Fermarsi da Janu, dopo aver reso visita ai cari estinti, era una gioia indicibile che rallegrava e riscaldava quei giorni tristi fatti di rosari e preghiere.

Forse non ci abbiamo mai pensato, ma questo modo di alimentarsi è antico quanto la storia dell’uomo, almeno per quel che riguarda la tradizione biblica: che cos’è infatti se non cibo da strada la mela che Adamo prende da Èva e assaggia nel giardino dell’Eden?

Recentemente, durante una visita a Pompei, sono rimasto colpito dal thermopolium di Vetutius Placidus, una sorta di taberna dove si consumavano pasti caldi veloci oppure si faceva scaldare il cibo.

I banconi in muratura con le nicchie per alloggiare le giare contenenti il cibo, restituiscono immediatamente l’immagine del tempo.

Come spiega lo storico dell’alimentazione Massimo Montanari, la convivialità del banchetto, riservata alle classi agiate, non era certamente permessa al popolo che non possedeva né gli spazi abitativi né l’attrezzatura. La stessa cosa valeva per i soldati, a cui veniva ordinato di pranzare in piedi e unicamente con cibi crudi, mentre la cena poteva essere consumata solo con carne «arrosta o lessa». All’epoca, d’altra parte, esistevano già i venditori ambulanti, che dovevano rispettare regole precise sulle fasce orarie. In ogni caso, a differenza dei soldati, si poneva l’accento sul fatto che «le persone oneste non dovevano mangiare per strada». Emerge quindi, fin dall’epoca romana, quel concetto di frugalità che è strettamente connaturato al cibo di strada: mangiare in piedi, per strada, acquistare i cibi da venditori ambulanti per poi portarli a casa (take away). Dagli storici sappiamo pure che in pieno Medioevo i panettieri avevano la possibilità di preparare dolci durante le grandi feste della Chiesa, quando il grano costava di meno. Con una pasta leggera e non lievitata, stretta tra due ferri piatti e roventi, essi confezionavano le cialde (come i gofri che ancora oggi si gustano in Piemonte o le ferratene di Abruzzo e Molise). Prepararle a puntino era un’arte molto difficile da imparare e per esercitare il mestiere pare occorresse dimostrare di riuscire a fare, in un solo giorno, almeno cinquecento grandi cialde.

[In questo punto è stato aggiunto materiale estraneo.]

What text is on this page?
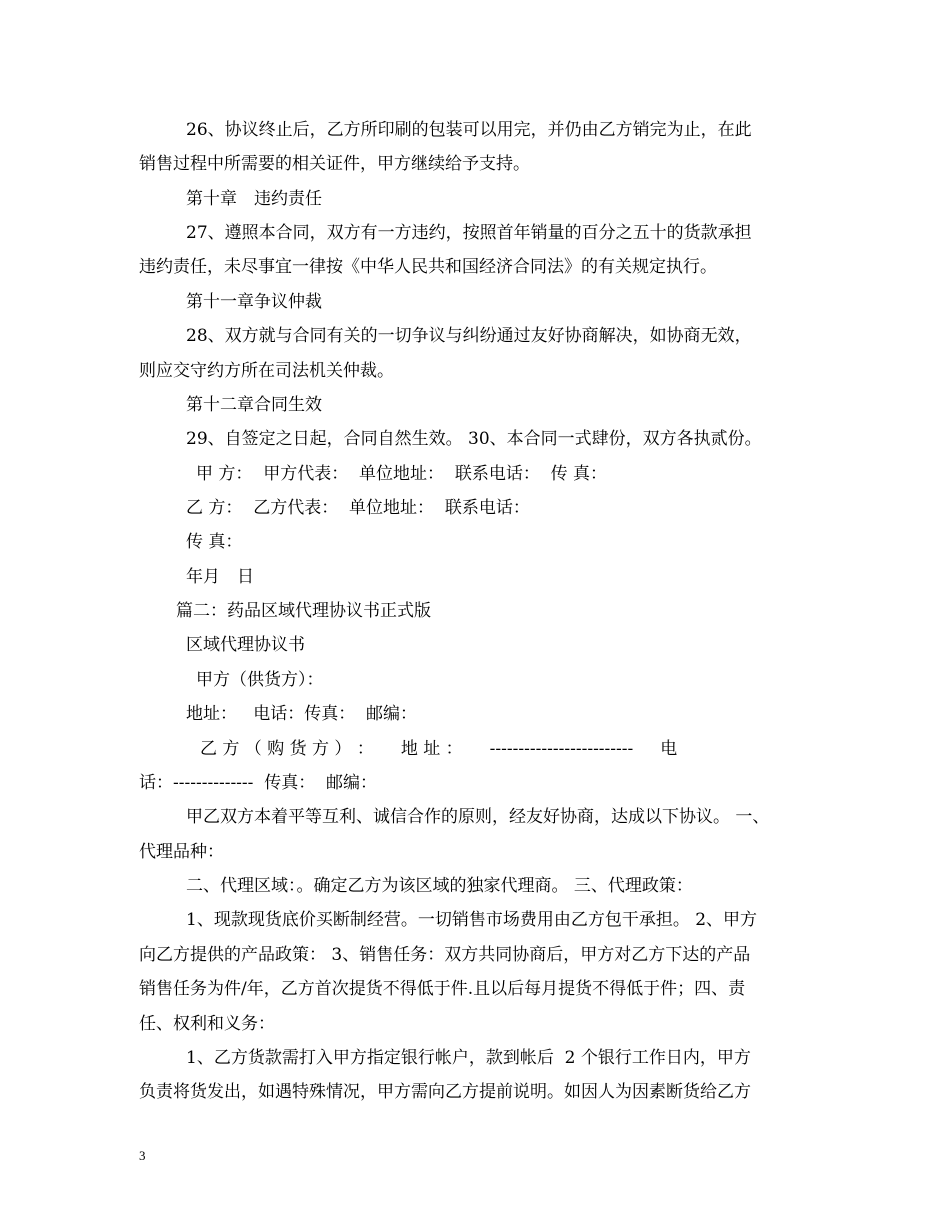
26、协议终止后，乙方所印刷的包装可以用完，并仍由乙方销完为止，在此
销售过程中所需要的相关证件，甲方继续给予支持。
第十章　违约责任
27、遵照本合同，双方有一方违约，按照首年销量的百分之五十的货款承担
违约责任，未尽事宜一律按《中华人民共和国经济合同法》的有关规定执行。
第十一章争议仲裁
28、双方就与合同有关的一切争议与纠纷通过友好协商解决，如协商无效，
则应交守约方所在司法机关仲裁。
第十二章合同生效
29、自签定之日起，合同自然生效。 30、本合同一式肆份，双方各执贰份。
甲 方：  甲方代表：  单位地址：  联系电话：  传 真：
乙 方：  乙方代表：  单位地址：  联系电话：
传 真：
年月　日
篇二：药品区域代理协议书正式版
区域代理协议书
甲方（供货方）：
地址：   电话：传真：  邮编：
乙 方 （ 购 货 方 ） ：     地 址 ：     -------------------------     电
话：--------------  传真：  邮编：
甲乙双方本着平等互利、诚信合作的原则，经友好协商，达成以下协议。 一、
代理品种：
二、代理区域：。确定乙方为该区域的独家代理商。 三、代理政策：
1、现款现货底价买断制经营。一切销售市场费用由乙方包干承担。 2、甲方
向乙方提供的产品政策： 3、销售任务：双方共同协商后，甲方对乙方下达的产品
销售任务为件/年，乙方首次提货不得低于件.且以后每月提货不得低于件；四、责
任、权利和义务：
1、乙方货款需打入甲方指定银行帐户，款到帐后  2 个银行工作日内，甲方
负责将货发出，如遇特殊情况，甲方需向乙方提前说明。如因人为因素断货给乙方
3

Altrettanto interessante è capire la dislocazione urbana medievale dei mestieri legati all’alimentazione. Le prime botteghe erano collocate al piano terra lungo le strade e le viuzze senza troppa distinzione tra le diverse categorie - per esempio un panettiere poteva essere vicino a un orafo. Già allora c’erano dei chioschi dove acquistare cibo di strada; erano delle botteghe provviste di un magazzino e di un’anta di legno che si ribaltava verso l’esterno, dove la gente passava. L’anta fungeva da piccolo banchetto su cui esporre i prodotti, soprattutto di panetteria.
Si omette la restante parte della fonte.